Why should this be true, “Why should the whole world be a sacrificial laboratory?” Calasso answers:
“Simply because it is based—every part of it—on an exchange of energies: from outside in and from inside out. This is what happens with every breath. And likewise with eating and excreting. Interpreting physiological exchange is the critical step, on which all else depends. And it is a step that, reduced to its most elementary form, implies only that between everything internal and everything external there is a relationship, a communication that can have a meaning…”
Secular society appears to operate under the assumption that there is no necessary connection between inhaling and exhaling, between eating and excreting. Wendell Berry once observed of modern society that whole generations are born learning how to add but never learning how to subtract. In our secular religion of society, there is no necessary connectedness; the bandhus are weak or nonexistent.
Yet existence itself, and human existence in particular, is a perpetual state of transformation, a perpetual state of creation and destruction, of inhaling and exhaling, a perpetual “sacrificial laboratory”; we can either recognize this or not. Calasso sums up millennia of human history:
“…for a long time men killed other beings and dedicated them to an invisible power, but …after a certain point they killed without dedicating the victims to anyone. Did they forget? Did they consider that act of homage futile? Did they condemn it as repugnant?”
Secular society, no longer recognizing a need to acknowledge any connectedness to powers beyond itself, becomes what Calasso calls, “the experimental society.” How we structure society becomes one experiment after another: the plunder of nature, the great totalitarian regimes, the proliferation of new technologies, the globalization of markets, the expansion of human rights . They are all experiments which we conduct upon ourselves. We continually adjust and tweak one element after another in a laboratory now as large as the planet itself. And today we are conducting the most ambitious experiment of all: the transformation of a continuous and unified reality into discrete bits of information to be manipulated as we see fit.
Certainly these experiments have produced all kinds of material and social benefits. But is it not possible to understand that the holocaust, the gulag, environmental degradation, cultural disruption, climate change, sectarian terror may all also be necessary outcomes of these great experiments? We seem not to realize that what we call “fallout” or “side effects” or “unintended consequences” of our experiments may simply be manifestations of an elemental connectedness, which our fragmented minds are incapable of recognizing.

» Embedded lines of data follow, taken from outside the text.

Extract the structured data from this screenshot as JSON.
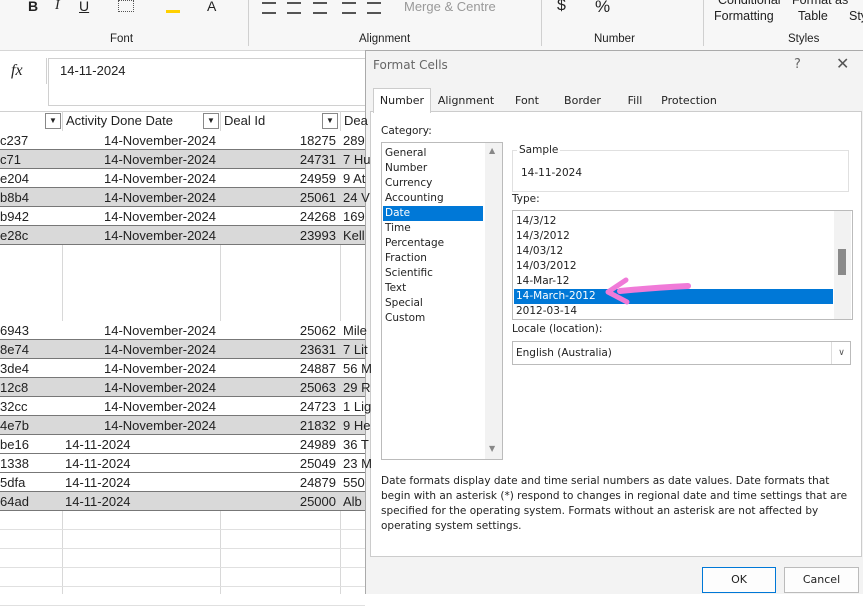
{
  "ribbon": {
    "bold": "B",
    "italic": "I",
    "underline": "U",
    "font_color": "A",
    "merge": "Merge & Centre",
    "currency": "$",
    "percent": "%",
    "conditional": [
      "Conditional",
      "Formatting"
    ],
    "format_table": [
      "Format as",
      "Table"
    ],
    "styles_cut": "Sty",
    "groups": [
      "Font",
      "Alignment",
      "Number",
      "Styles"
    ]
  },
  "formula_bar": {
    "fx": "fx",
    "value": "14-11-2024"
  },
  "sheet": {
    "headers": [
      "Activity Done Date",
      "Deal Id",
      "Dea"
    ],
    "rows": [
      [
        "c237",
        "14-November-2024",
        "18275",
        "289"
      ],
      [
        "c71",
        "14-November-2024",
        "24731",
        "7 Hu"
      ],
      [
        "e204",
        "14-November-2024",
        "24959",
        "9 At"
      ],
      [
        "b8b4",
        "14-November-2024",
        "25061",
        "24 V"
      ],
      [
        "b942",
        "14-November-2024",
        "24268",
        "169"
      ],
      [
        "e28c",
        "14-November-2024",
        "23993",
        "Kell"
      ],
      [
        "6943",
        "14-November-2024",
        "25062",
        "Mile"
      ],
      [
        "8e74",
        "14-November-2024",
        "23631",
        "7 Lit"
      ],
      [
        "3de4",
        "14-November-2024",
        "24887",
        "56 M"
      ],
      [
        "12c8",
        "14-November-2024",
        "25063",
        "29 R"
      ],
      [
        "32cc",
        "14-November-2024",
        "24723",
        "1 Lig"
      ],
      [
        "4e7b",
        "14-November-2024",
        "21832",
        "9 He"
      ],
      [
        "be16",
        "14-11-2024",
        "24989",
        "36 T"
      ],
      [
        "1338",
        "14-11-2024",
        "25049",
        "23 M"
      ],
      [
        "5dfa",
        "14-11-2024",
        "24879",
        "550"
      ],
      [
        "64ad",
        "14-11-2024",
        "25000",
        "Alb"
      ]
    ]
  },
  "dialog": {
    "title": "Format Cells",
    "help": "?",
    "tabs": [
      "Number",
      "Alignment",
      "Font",
      "Border",
      "Fill",
      "Protection"
    ],
    "category_label": "Category:",
    "categories": [
      "General",
      "Number",
      "Currency",
      "Accounting",
      "Date",
      "Time",
      "Percentage",
      "Fraction",
      "Scientific",
      "Text",
      "Special",
      "Custom"
    ],
    "sample_label": "Sample",
    "sample": "14-11-2024",
    "type_label": "Type:",
    "types": [
      "14/3/12",
      "14/3/2012",
      "14/03/12",
      "14/03/2012",
      "14-Mar-12",
      "14-March-2012",
      "2012-03-14"
    ],
    "locale_label": "Locale (location):",
    "locale": "English (Australia)",
    "description": "Date formats display date and time serial numbers as date values.  Date formats that begin with an asterisk (*) respond to changes in regional date and time settings that are specified for the operating system. Formats without an asterisk are not affected by operating system settings.",
    "ok": "OK",
    "cancel": "Cancel"
  }
}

Wholly enveloped by the reality of secularization we are oblivious to its nature much as fish are oblivious to water. The religion of society is nothing less, says Calasso, than the superstition of society. We think of ourselves as educated, as skeptical, as beyond superstition, yet we manifest as much delirium and delusion as those peoples who tossed rocks in the air to insure an abundance of lizards.
Chris Augusta is an artist living in Maine.